Combien d’inventions qui composent notre quotidien  ont été moquées au moment de leur création. De l’utilisation de l’électricité à l’automobile en passant par l’aviation militaire, l’ordinateur personnel et même l’internet, les experts les plus réputés dans leurs domaines n’ont-ils pas prédit leur fin imminente ? C’est la démonstration de la première loi de Clarke (3, 4), qui suggère que lorsqu’un savant reconnu mais vieillissant estime que quelque chose est possible, il a presque certainement raison ; mais lorsqu’il déclare que quelque chose est impossible, il a très probablement tort.

Le billet Q049 de Claire Dellatolas intitulé  Comment créer une passerelle entre opérationnels et prospectivistes pour se projeter dans un futur complexe ?  précise que « Les opérationnels de l’armée ont besoin, pour s’y préparer, de se projeter dans le futur, y compris dans des scénarios invraisemblables. Les prospectivistes, capables d’envisager l’inimaginable, produisent des fictions futuristes inspirantes. Ces fictions sortent du cadre, c’est leur rôle, mais parfois trop pour que les opérationnels puissent s’en saisir. »

Alors, comment créer une passerelle entre le rêve et le terre-à-terre ? Est-ce que le retour aux fondamentaux est nécessaire pour mieux anticiper ?

Dans le billet Q004 Pourquoi faut-il jouer avec les modèles mentaux pour anticiper les futurs ? Quentin Ladetto nous rappelle qu’un programme d’anticipation (ex-prospective) technologique a pour raison d’être de fournir un avantage (technologique) et d’anticiper les risques et opportunités liées à celles-ci… On souhaite éviter ou créer une “surprise” technologique par rapport à un adversaire. Le cas est concret, il s’agit donc bien de concentrer le travail sur les schémas d’anticipation probables.
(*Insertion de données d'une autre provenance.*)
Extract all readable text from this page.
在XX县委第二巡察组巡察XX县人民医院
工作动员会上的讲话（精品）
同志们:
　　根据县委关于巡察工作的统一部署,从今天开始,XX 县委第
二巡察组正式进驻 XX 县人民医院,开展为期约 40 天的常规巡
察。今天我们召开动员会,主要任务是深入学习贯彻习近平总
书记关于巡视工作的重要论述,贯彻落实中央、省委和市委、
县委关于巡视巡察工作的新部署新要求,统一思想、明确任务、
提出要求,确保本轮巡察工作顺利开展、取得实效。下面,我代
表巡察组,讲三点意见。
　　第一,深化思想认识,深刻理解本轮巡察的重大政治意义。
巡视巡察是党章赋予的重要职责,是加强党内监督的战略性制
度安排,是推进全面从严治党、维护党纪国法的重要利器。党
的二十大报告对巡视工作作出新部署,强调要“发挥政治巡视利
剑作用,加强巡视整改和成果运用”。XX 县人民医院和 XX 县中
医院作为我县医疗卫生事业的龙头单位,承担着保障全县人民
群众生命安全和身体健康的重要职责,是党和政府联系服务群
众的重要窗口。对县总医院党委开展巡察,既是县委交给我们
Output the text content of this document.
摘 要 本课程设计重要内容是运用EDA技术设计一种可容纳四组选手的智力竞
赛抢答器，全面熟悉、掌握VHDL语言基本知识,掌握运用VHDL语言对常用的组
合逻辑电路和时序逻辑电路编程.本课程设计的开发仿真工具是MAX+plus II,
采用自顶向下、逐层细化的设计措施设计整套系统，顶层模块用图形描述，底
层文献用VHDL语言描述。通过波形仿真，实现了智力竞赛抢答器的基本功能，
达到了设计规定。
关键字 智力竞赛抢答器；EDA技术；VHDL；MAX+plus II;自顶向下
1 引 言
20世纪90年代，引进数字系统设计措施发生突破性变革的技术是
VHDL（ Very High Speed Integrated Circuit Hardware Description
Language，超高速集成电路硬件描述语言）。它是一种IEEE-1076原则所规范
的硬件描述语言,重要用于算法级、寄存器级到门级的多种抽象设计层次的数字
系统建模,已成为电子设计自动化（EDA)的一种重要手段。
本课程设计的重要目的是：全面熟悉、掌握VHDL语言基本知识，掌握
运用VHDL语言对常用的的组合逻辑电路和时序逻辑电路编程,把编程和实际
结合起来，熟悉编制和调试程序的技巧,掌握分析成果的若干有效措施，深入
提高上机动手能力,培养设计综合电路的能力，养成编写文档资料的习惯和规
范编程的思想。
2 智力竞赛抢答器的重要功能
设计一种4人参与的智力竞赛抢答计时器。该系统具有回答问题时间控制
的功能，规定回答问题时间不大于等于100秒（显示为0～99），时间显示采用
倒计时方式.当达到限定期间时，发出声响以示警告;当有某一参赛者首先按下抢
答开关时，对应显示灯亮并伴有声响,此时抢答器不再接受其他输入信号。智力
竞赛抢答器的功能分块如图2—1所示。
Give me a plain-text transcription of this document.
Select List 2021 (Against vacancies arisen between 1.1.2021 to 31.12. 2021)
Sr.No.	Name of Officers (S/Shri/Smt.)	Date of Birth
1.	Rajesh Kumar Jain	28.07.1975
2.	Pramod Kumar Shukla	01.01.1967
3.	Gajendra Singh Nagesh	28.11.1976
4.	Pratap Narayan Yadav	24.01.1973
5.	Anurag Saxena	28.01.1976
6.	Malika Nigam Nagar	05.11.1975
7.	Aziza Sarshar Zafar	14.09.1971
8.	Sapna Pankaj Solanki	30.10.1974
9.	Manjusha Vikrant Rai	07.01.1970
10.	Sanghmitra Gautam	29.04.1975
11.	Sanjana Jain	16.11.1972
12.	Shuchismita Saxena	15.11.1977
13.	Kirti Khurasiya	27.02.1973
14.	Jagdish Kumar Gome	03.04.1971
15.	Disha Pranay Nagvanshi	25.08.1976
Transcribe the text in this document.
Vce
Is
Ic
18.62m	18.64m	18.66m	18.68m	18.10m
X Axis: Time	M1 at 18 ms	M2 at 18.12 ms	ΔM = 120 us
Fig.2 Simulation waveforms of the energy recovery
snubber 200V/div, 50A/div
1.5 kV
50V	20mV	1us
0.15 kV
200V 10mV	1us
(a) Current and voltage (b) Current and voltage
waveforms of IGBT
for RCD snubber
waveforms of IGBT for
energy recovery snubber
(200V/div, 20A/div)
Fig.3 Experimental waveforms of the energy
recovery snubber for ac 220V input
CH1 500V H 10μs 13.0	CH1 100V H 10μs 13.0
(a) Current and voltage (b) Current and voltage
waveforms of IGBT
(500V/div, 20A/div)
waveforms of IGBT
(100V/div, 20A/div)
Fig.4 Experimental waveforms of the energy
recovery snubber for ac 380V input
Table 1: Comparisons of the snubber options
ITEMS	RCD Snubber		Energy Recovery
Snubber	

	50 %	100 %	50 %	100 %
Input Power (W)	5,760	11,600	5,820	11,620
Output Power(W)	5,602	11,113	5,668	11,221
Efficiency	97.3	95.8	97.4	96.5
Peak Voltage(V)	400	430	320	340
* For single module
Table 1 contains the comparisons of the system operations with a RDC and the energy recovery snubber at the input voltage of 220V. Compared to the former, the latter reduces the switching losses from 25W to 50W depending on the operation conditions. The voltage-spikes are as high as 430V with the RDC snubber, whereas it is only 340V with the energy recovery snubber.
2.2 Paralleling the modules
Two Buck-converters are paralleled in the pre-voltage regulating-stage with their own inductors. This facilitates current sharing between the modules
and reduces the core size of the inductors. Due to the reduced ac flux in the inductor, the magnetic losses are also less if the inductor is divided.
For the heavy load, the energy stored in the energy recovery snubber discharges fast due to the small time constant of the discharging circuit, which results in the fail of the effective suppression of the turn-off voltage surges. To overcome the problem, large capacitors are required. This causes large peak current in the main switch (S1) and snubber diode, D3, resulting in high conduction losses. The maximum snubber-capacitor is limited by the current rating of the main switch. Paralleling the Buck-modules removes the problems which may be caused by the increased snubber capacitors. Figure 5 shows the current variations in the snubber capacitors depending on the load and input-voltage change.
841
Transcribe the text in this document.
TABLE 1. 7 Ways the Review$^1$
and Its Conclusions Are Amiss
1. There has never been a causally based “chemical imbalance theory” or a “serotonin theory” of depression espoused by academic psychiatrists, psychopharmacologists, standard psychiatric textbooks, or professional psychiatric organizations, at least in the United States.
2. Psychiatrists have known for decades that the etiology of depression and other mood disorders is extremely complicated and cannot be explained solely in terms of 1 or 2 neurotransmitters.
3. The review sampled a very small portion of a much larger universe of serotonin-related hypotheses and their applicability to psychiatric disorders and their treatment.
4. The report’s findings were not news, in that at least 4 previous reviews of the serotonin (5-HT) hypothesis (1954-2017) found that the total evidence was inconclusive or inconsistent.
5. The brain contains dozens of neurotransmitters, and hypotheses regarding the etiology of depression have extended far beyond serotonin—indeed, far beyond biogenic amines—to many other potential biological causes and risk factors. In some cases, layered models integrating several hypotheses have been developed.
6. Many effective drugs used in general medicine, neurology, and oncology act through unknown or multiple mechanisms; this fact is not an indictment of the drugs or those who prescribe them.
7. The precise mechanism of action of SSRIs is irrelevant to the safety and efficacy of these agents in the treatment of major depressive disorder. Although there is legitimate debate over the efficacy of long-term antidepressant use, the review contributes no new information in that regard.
Le passé est un présent pour l’avenir.

Si l’exploration du champ des possibles s’opère volontairement en dehors de toutes contraintes, son résultat ne pourra quand même pas se soustraire à certaines règles de base.

Un jour, j’ai rencontré fortuitement l’ami d’un ami, qui m’a entrepris pour me vendre un boitier d’économie de carburant pour ma voiture. Lorsque je lui ai demandé des précisions sur son mode de fonctionnement il m’a répondu que je ne pouvais pas comprendre parce que c’était trop en avance sur nos domaines de connaissances, mais que c’était prouvé scientifiquement par « les » universités américaines et que … … admettons. Admettons que je sois un savant vieillissant et que je sois, de fait, fermé à l’impossible (Clarke).
J’ai pris rendez-vous le lendemain pour qu’il me présente l’objet miraculeux, un boitier pouvant contenir de l’électronique, qui se branche au pôle négatif de la batterie du véhicule, uniquement. Pas moyen de se connecter au boitier pour vérifier les économies de consommation, mais le résultat viendra de lui-même au bout de quelques pleins.

Donc, un boitier sans affichage, sans interface, connecté uniquement au pôle négatif de la batterie est censé me faire économiser du carburant.

Retour aux fondamentaux : que ce soit aujourd’hui ou dans tous les futurs imaginables,

  1. L’électricité et l’électronique sont basés sur le mouvement des électrons. Sans différence de potentiel (connexion au + et -), les électrons des matériaux resteront à leur place, solidement liés au noyau de leurs atomes respectifs.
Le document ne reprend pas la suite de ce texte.